• S&P maintains PH growth forecast


    S&P Global Ratings is keeping its full-year growth forecast for the Philippines at 6.4 percent, noting that the second-quarter result released last week was within expectations.

    “GDP (gross domestic product) growth remained strong at 6.5 percent in Q2, in line with our estimate of potential growth,” the debt watcher said in a report released on Tuesday.

    S&P’s 2017 forecast falls short of the government’s 6.5-7.5-percent target and represents a slowdown from last year’s actual GDP growth of 6.9 percent.

    The Philippine economy grew by 6.5 percent in the second quarter, picking up from the 6.4 percent recorded in the first three months of the year but down from the 7.1 percent posted a year earlier.

    Year to date growth, at 6.4 percent, remains below target.

    S&P said consumption and investment remained the Philippines’ main growth drivers and were a testament to solid demographic trends that were benefiting the country.

    “We expect strong domestic demand to drive solid GDP expansion over the next few years…,” it added.

    S&P said inflation remained benign and was even declining, but it maintained the view that consistently strong growth would likely lead to a shift in bias toward monetary policy tightening in the second half of 2017.

    The ratings agency said that external factors were still the main source of risks — be it rising protectionism overseas, geopolitical tensions or uncertainty in financial markets that could lead to capital outflows.

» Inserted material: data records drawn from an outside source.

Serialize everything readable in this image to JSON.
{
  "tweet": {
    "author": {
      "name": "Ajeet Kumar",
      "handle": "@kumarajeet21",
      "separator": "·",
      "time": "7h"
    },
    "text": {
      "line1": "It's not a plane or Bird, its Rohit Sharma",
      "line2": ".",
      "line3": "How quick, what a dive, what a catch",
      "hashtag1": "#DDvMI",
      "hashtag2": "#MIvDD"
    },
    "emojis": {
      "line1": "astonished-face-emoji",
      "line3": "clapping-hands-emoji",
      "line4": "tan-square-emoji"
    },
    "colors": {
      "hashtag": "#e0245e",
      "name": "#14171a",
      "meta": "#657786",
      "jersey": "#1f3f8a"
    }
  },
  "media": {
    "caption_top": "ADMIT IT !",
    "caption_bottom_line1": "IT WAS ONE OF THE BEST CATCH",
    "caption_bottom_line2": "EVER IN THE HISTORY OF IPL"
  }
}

    Still, “[t]he tail risk of a spill-over of tension and fighting in the south (between government forces and extremists) appears to have receded significantly,” it noted.

    Other forecasts
    Earlier, banking giant Standard Chartered Bank also retained its 6.5 percent forecast, saying the Philippines will be the fastest-growing Asean-6 economy this year/

    “Strong domestic demand and steady services sector growth will likely remain the primary growth drivers; better implementation of planned infrastructure investments might drive even faster growth,” it said.

    The bank, however, said that infrastructure spending would have to pick up significantly for GDP growth to edge closer to 7 percent.

    “While the government remains committed to spending more on infrastructure, actual expenditure remains subdued for now,” it said.

    Japanese financial giant Nomura has also retained its 6.7-percent growth forecast, forecasting a pickup to 6.9 percent in the second half from 6.4 percent in the first half.

    “We continue to expect government spending to accelerate given the administration’s strong push to implement public sector infrastructure projects and avoid past problems of underspending. More progress on infrastructure projects should continue to crowd in private investment,” it said.

    Singapore’s DBS also said it does not see a compelling need to adjust its 2017 forecast of 6.4 percent.

    IHS Markit, for its part, said the Philippine economy will maintain rapid growth for 2017 calendar year, growing by 6.4 percent year-on-year.

    Credit Suisse and Australia’s ANZ Research, meanwhile, have revised their 2017 growth projections for the Philippines.

    Credit Suisse raised its forecast to 6.1 percent from 6 percent but noted that it expected growth to moderate in the second half.

    “Driving this forecast is our view that private consumption will begin to weaken due to an unusually weak labour market,” it said.

    ANZ Research for its part cut its estimated 6.5 percent from 6.9 percent.

    “Despite the slowdown in private consumption growth, strong investment and the improvement in exports will remain supportive of growth. However, we are increasingly cautious of the quality of growth if real estate and construction continue to drive activity,” it said.